この記事のポイント
- 「帆纜兵」は軍艦の係留や錨作業、ロープ管理を専門に担う海軍の兵種である。
- 太い索具を荒天の甲板で扱う危険な仕事で、熟練とチームワークが求められる。
- 海軍力増強を進める中国で、兵種紹介は軍の魅力発信や人材確保の狙いを持つ。
「帆纜兵」に光を当てた中国メディアの特集
中国の国営メディアが、海軍の「帆纜兵(はんらんへい)」という兵種を取り上げた特集記事を掲載しました。「軍営観察」は、人民解放軍の兵士の日常や現場の仕事ぶりを紹介する定番のルポ企画で、今回のテーマは「夢を軍艦につなぐ」というものです。

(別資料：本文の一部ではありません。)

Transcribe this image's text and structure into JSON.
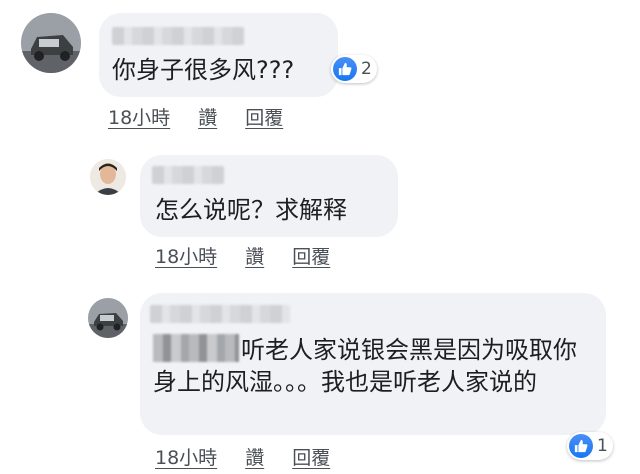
{
  "comments": [
    {
      "text": "你身子很多风???",
      "reaction_count": "2",
      "time": "18小時",
      "like_label": "讚",
      "reply_label": "回覆"
    },
    {
      "text": "怎么说呢？求解释",
      "time": "18小時",
      "like_label": "讚",
      "reply_label": "回覆"
    },
    {
      "text": "听老人家说银会黑是因为吸取你身上的风湿。。。我也是听老人家说的",
      "reaction_count": "1",
      "time": "18小時",
      "like_label": "讚",
      "reply_label": "回覆"
    }
  ],
  "colors": {
    "bubble": "#f0f2f5",
    "like_blue": "#1877f2",
    "meta_text": "#4b4f56"
  }
}
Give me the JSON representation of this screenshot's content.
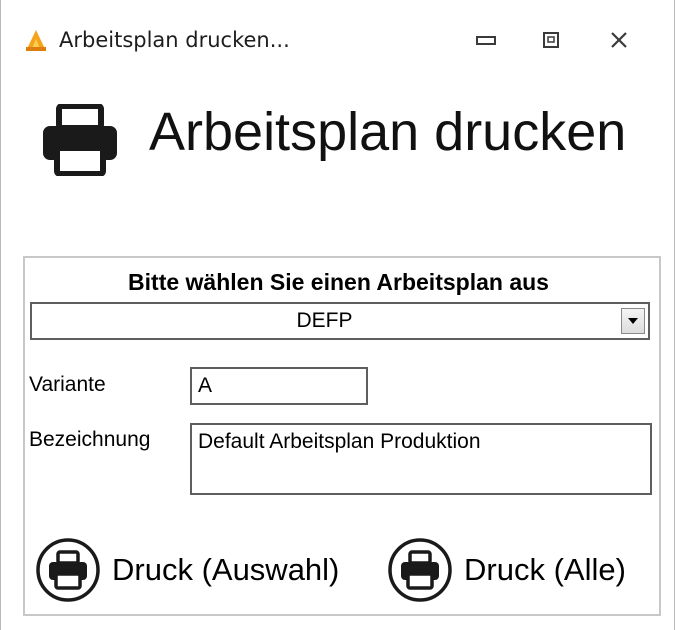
{
  "window": {
    "title": "Arbeitsplan drucken...",
    "icon": "app-flame-icon",
    "controls": [
      "minimize-icon",
      "maximize-icon",
      "close-icon"
    ]
  },
  "header": {
    "icon": "printer-icon",
    "title": "Arbeitsplan drucken"
  },
  "form": {
    "prompt": "Bitte wählen Sie einen Arbeitsplan aus",
    "plan_select": {
      "value": "DEFP"
    },
    "variante_label": "Variante",
    "variante_value": "A",
    "bezeichnung_label": "Bezeichnung",
    "bezeichnung_value": "Default Arbeitsplan Produktion"
  },
  "actions": {
    "print_selection_label": "Druck (Auswahl)",
    "print_all_label": "Druck (Alle)"
  },
  "colors": {
    "border": "#c8c8c8",
    "field_border": "#5e5e5e",
    "icon": "#1a1a1a"
  }
}
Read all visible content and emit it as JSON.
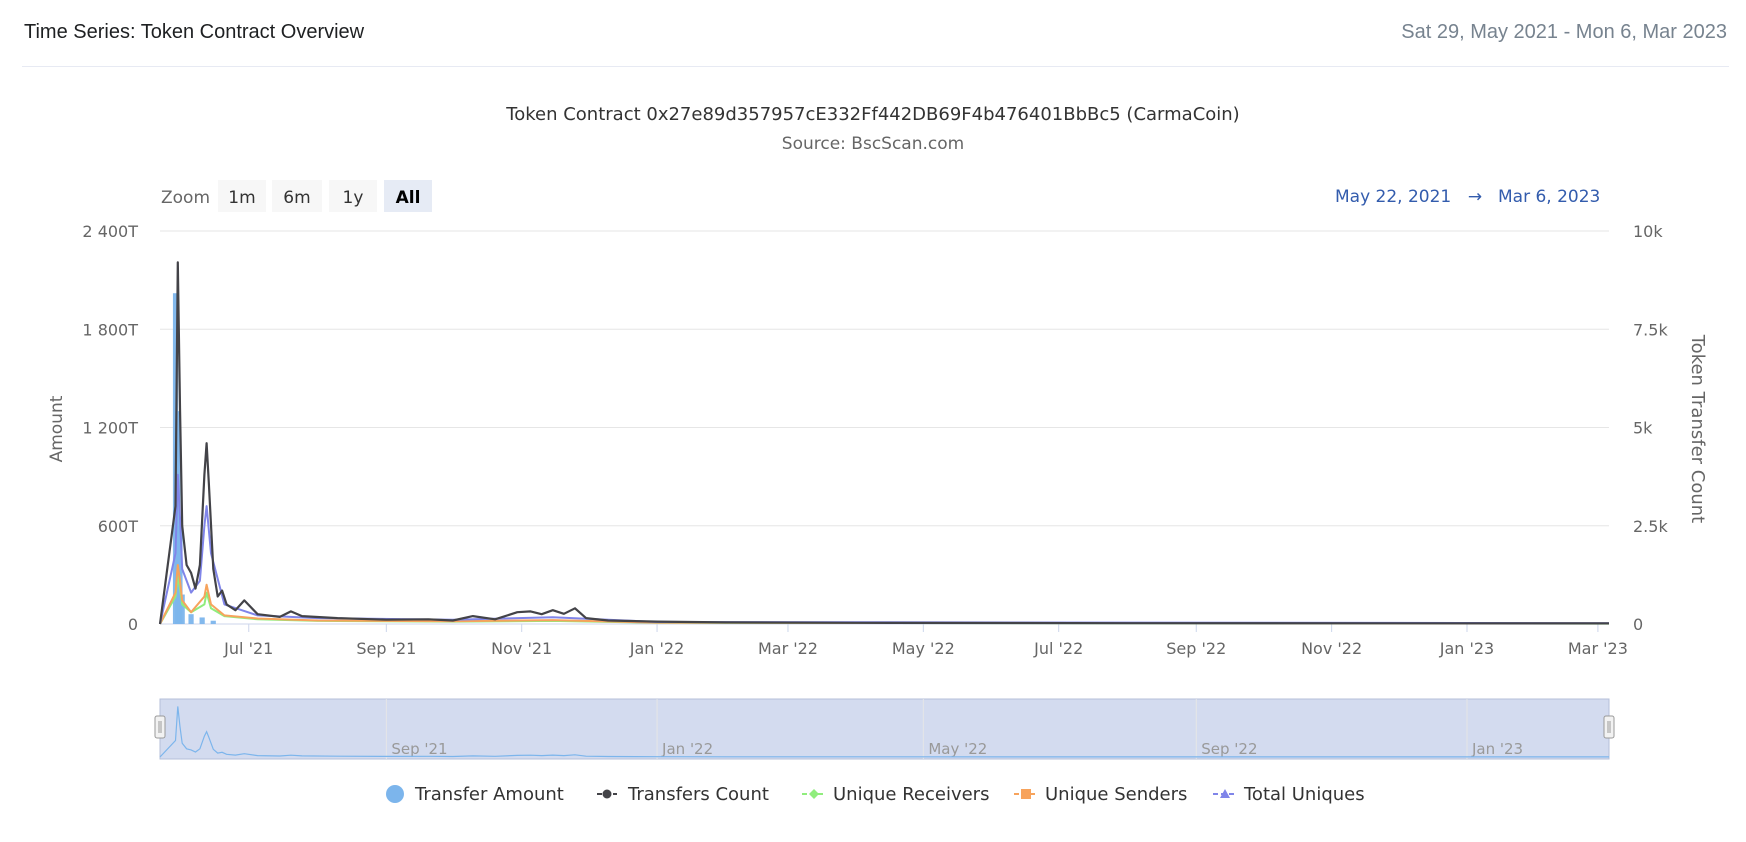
{
  "header": {
    "title": "Time Series: Token Contract Overview",
    "date_range": "Sat 29, May 2021 - Mon 6, Mar 2023"
  },
  "range_selector": {
    "zoom_label": "Zoom",
    "buttons": [
      "1m",
      "6m",
      "1y",
      "All"
    ],
    "selected": "All",
    "from": "May 22, 2021",
    "arrow": "→",
    "to": "Mar 6, 2023"
  },
  "navigator": {
    "labels": [
      "Sep '21",
      "Jan '22",
      "May '22",
      "Sep '22",
      "Jan '23"
    ]
  },
  "chart_data": {
    "type": "line",
    "title": "Token Contract 0x27e89d357957cE332Ff442DB69F4b476401BbBc5 (CarmaCoin)",
    "subtitle": "Source: BscScan.com",
    "x_range": [
      "2021-05-22",
      "2023-03-06"
    ],
    "x_ticks": [
      "Jul '21",
      "Sep '21",
      "Nov '21",
      "Jan '22",
      "Mar '22",
      "May '22",
      "Jul '22",
      "Sep '22",
      "Nov '22",
      "Jan '23",
      "Mar '23"
    ],
    "y_left": {
      "label": "Amount",
      "ticks": [
        "0",
        "600T",
        "1 200T",
        "1 800T",
        "2 400T"
      ],
      "range": [
        0,
        2400
      ]
    },
    "y_right": {
      "label": "Token Transfer Count",
      "ticks": [
        "0",
        "2.5k",
        "5k",
        "7.5k",
        "10k"
      ],
      "range": [
        0,
        10000
      ]
    },
    "grid": true,
    "legend_position": "bottom",
    "colors": {
      "transfer_amount": "#7cb5ec",
      "transfers_count": "#434348",
      "unique_receivers": "#90ed7d",
      "unique_senders": "#f7a35c",
      "total_uniques": "#8085e9"
    },
    "series": [
      {
        "name": "Transfer Amount",
        "axis": "left",
        "kind": "column",
        "points": [
          [
            "2021-05-29",
            2020
          ],
          [
            "2021-05-30",
            1300
          ],
          [
            "2021-05-31",
            600
          ],
          [
            "2021-06-01",
            180
          ],
          [
            "2021-06-05",
            60
          ],
          [
            "2021-06-10",
            40
          ],
          [
            "2021-06-15",
            20
          ]
        ]
      },
      {
        "name": "Transfers Count",
        "axis": "right",
        "kind": "line",
        "points": [
          [
            "2021-05-22",
            0
          ],
          [
            "2021-05-29",
            3000
          ],
          [
            "2021-05-30",
            9200
          ],
          [
            "2021-05-31",
            5500
          ],
          [
            "2021-06-01",
            2500
          ],
          [
            "2021-06-03",
            1500
          ],
          [
            "2021-06-05",
            1300
          ],
          [
            "2021-06-07",
            900
          ],
          [
            "2021-06-09",
            1500
          ],
          [
            "2021-06-11",
            3800
          ],
          [
            "2021-06-12",
            4600
          ],
          [
            "2021-06-13",
            3600
          ],
          [
            "2021-06-15",
            1400
          ],
          [
            "2021-06-17",
            700
          ],
          [
            "2021-06-19",
            850
          ],
          [
            "2021-06-21",
            500
          ],
          [
            "2021-06-25",
            350
          ],
          [
            "2021-06-29",
            600
          ],
          [
            "2021-07-05",
            250
          ],
          [
            "2021-07-15",
            180
          ],
          [
            "2021-07-20",
            320
          ],
          [
            "2021-07-25",
            200
          ],
          [
            "2021-08-10",
            150
          ],
          [
            "2021-09-01",
            110
          ],
          [
            "2021-09-20",
            120
          ],
          [
            "2021-10-01",
            90
          ],
          [
            "2021-10-10",
            200
          ],
          [
            "2021-10-20",
            120
          ],
          [
            "2021-10-30",
            300
          ],
          [
            "2021-11-05",
            320
          ],
          [
            "2021-11-10",
            250
          ],
          [
            "2021-11-15",
            350
          ],
          [
            "2021-11-20",
            260
          ],
          [
            "2021-11-25",
            400
          ],
          [
            "2021-11-30",
            150
          ],
          [
            "2021-12-10",
            90
          ],
          [
            "2022-01-01",
            60
          ],
          [
            "2022-02-01",
            40
          ],
          [
            "2022-04-01",
            30
          ],
          [
            "2022-08-01",
            20
          ],
          [
            "2023-03-06",
            15
          ]
        ]
      },
      {
        "name": "Unique Receivers",
        "axis": "right",
        "kind": "line",
        "points": [
          [
            "2021-05-22",
            0
          ],
          [
            "2021-05-29",
            700
          ],
          [
            "2021-05-30",
            1200
          ],
          [
            "2021-05-31",
            900
          ],
          [
            "2021-06-01",
            500
          ],
          [
            "2021-06-05",
            300
          ],
          [
            "2021-06-11",
            500
          ],
          [
            "2021-06-12",
            800
          ],
          [
            "2021-06-14",
            400
          ],
          [
            "2021-06-20",
            200
          ],
          [
            "2021-07-05",
            120
          ],
          [
            "2021-08-01",
            80
          ],
          [
            "2021-10-01",
            60
          ],
          [
            "2021-11-15",
            80
          ],
          [
            "2022-01-01",
            30
          ],
          [
            "2023-03-06",
            10
          ]
        ]
      },
      {
        "name": "Unique Senders",
        "axis": "right",
        "kind": "line",
        "points": [
          [
            "2021-05-22",
            0
          ],
          [
            "2021-05-29",
            800
          ],
          [
            "2021-05-30",
            1500
          ],
          [
            "2021-05-31",
            1100
          ],
          [
            "2021-06-01",
            600
          ],
          [
            "2021-06-05",
            300
          ],
          [
            "2021-06-11",
            700
          ],
          [
            "2021-06-12",
            1000
          ],
          [
            "2021-06-14",
            500
          ],
          [
            "2021-06-20",
            220
          ],
          [
            "2021-07-05",
            140
          ],
          [
            "2021-08-01",
            90
          ],
          [
            "2021-10-01",
            70
          ],
          [
            "2021-11-15",
            100
          ],
          [
            "2022-01-01",
            35
          ],
          [
            "2023-03-06",
            12
          ]
        ]
      },
      {
        "name": "Total Uniques",
        "axis": "right",
        "kind": "line",
        "points": [
          [
            "2021-05-22",
            0
          ],
          [
            "2021-05-29",
            1800
          ],
          [
            "2021-05-30",
            3800
          ],
          [
            "2021-05-31",
            2700
          ],
          [
            "2021-06-01",
            1400
          ],
          [
            "2021-06-05",
            800
          ],
          [
            "2021-06-09",
            1100
          ],
          [
            "2021-06-11",
            2500
          ],
          [
            "2021-06-12",
            3000
          ],
          [
            "2021-06-14",
            1800
          ],
          [
            "2021-06-20",
            500
          ],
          [
            "2021-07-05",
            220
          ],
          [
            "2021-08-01",
            150
          ],
          [
            "2021-10-01",
            110
          ],
          [
            "2021-11-15",
            170
          ],
          [
            "2022-01-01",
            50
          ],
          [
            "2023-03-06",
            20
          ]
        ]
      }
    ]
  }
}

日本ではまず報じられない、軍隊内部の一職種にスポットを当てた内容です。
そもそも「帆纜兵」とは何か
「帆纜」とは帆(ほ)と纜(ともづな=船をつなぐ太いロープ)を指す言葉で、帆纜兵は軍艦の係留・出入港・錨(いかり)の投入や巻き上げ、ロープや索具の管理を専門に担う水兵のことです。艦艇が岸壁に着ける・離れる際、太いロープを扱って船体を固定するのが主な役割で、荒天下でも甲板上で重量物を素早く正確に操作する必要があります。ミサイルやレーダーを扱う花形の兵種と比べると地味ですが、艦の安全な運用に欠かせない「縁の下の力持ち」といえる存在です。
危険と隣り合わせの現場
記事が強調しているのは、この仕事が見た目以上に危険で専門性が高いという点です。張力のかかった太いロープは切れれば凶器になり得ますし、うねる甲板の上での作業には熟練と体力、そしてチームの呼吸が求められます。一般的に、こうした兵種紹介の記事は、地道な任務に誇りを持って取り組む若い兵士の姿を描くことで、軍務の意義や職業としての魅力を伝える狙いがあるとみられます。
「兵種紹介」報道の背景
中国では近年、海軍力の増強が国家戦略の柱の一つとされており、軍のイメージ向上や人材確保を意識した報道が数多く発信されています。今回のような一兵種の紹介記事も、その文脈の中で読むことができます。ただし本記事は現地報道をもとにした概況であり、個々の部隊名や具体的な作戦運用に関する断定は避けています。
※本記事は中国の現地報道をもとに、編集部が日本語で再構成したものです。